L'Elisir d'Amore Scene

SURC Ballroom A

L'Elisir d'Amore premiered in Milan in 1832. The music was composed by Gaetano Donizetti (1797-1848), who wrote more than 60 operas in addition to orchestral and chamber music. This piece is a perfect example of the bel canto tradition that dominated Italian opera in the early 19th century. Bel canto singing is based on ease, purity, and evenness of tone production and demands great vocal agility. This romantic comedy is one of Donizetti's most frequently performed operas. In the opera, Nemorino, a young villager, is in love with the beautiful farm owner Adina. Adina is not interested in Nemorino. Her philosophy is to change her affections every single day. Dulcamara, a traveling purveyor of patent medicines, arrives in the village, advertising a potion capable of curing anything. When the doctor has finished his routine, Nemorino shyly asks if he sells the elixir of love. Dulcamara claims he does and pulls out a bottle of Bordeaux wine.
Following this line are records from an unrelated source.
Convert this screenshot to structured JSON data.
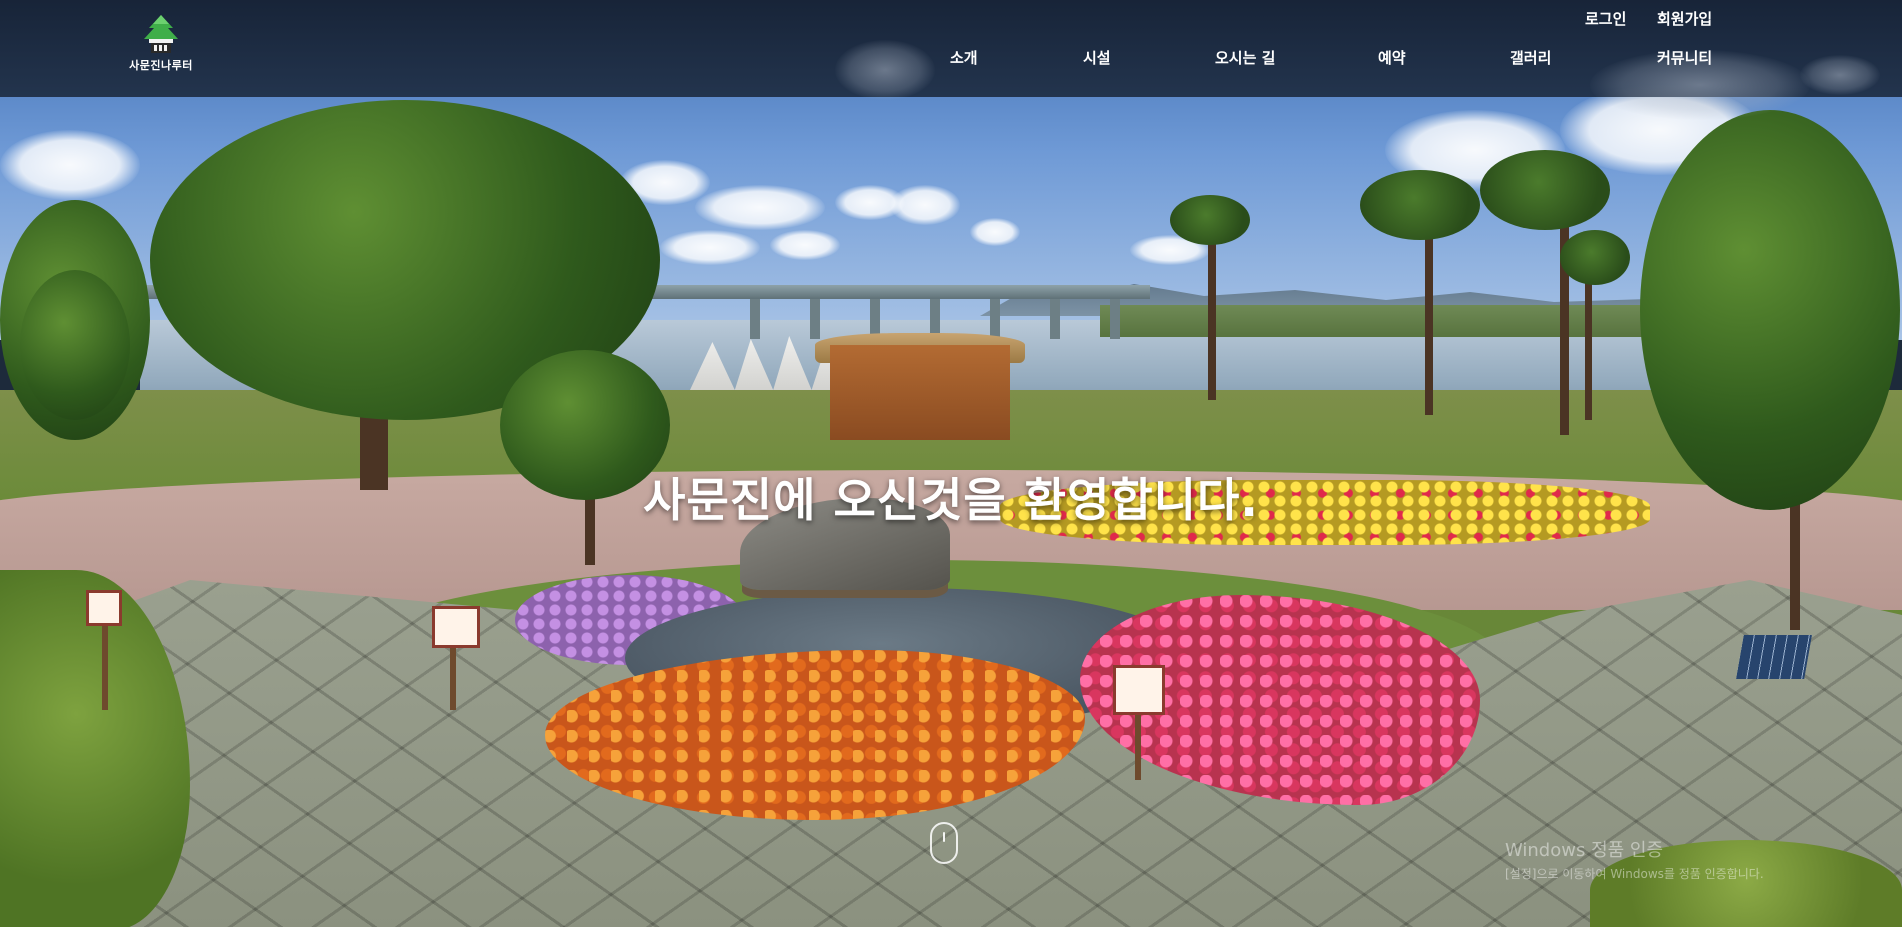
{
  "logo": {
    "text": "사문진나루터",
    "icon": "pine-tree-pavilion-icon"
  },
  "utility_nav": {
    "login": "로그인",
    "join": "회원가입"
  },
  "main_nav": {
    "items": [
      {
        "label": "소개"
      },
      {
        "label": "시설"
      },
      {
        "label": "오시는 길"
      },
      {
        "label": "예약"
      },
      {
        "label": "갤러리"
      },
      {
        "label": "커뮤니티"
      }
    ]
  },
  "hero": {
    "title": "사문진에 오신것을 환영합니다.",
    "scroll_icon": "mouse-scroll-icon"
  },
  "watermark": {
    "title": "Windows 정품 인증",
    "subtitle": "[설정]으로 이동하여 Windows를 정품 인증합니다."
  },
  "colors": {
    "header_bg": "#1e2d43",
    "nav_text": "#ffffff",
    "hero_text": "#ffffff"
  }
}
Though it costs him his last ducat, Nemorino buys it and immediately drinks it; Dulcamara explains that he has to wait until the next day for results (by which time Dulcamara will be gone). Our scene begins when Adina appears and Nemorino begins to feel the effect of the “potion.” Certain he will be irresistible to her the next day, he feigns cheerful indifference. She becomes increasingly annoyed and to punish him, Adina decides that she will flirt with the handsome Sergeant Belcore.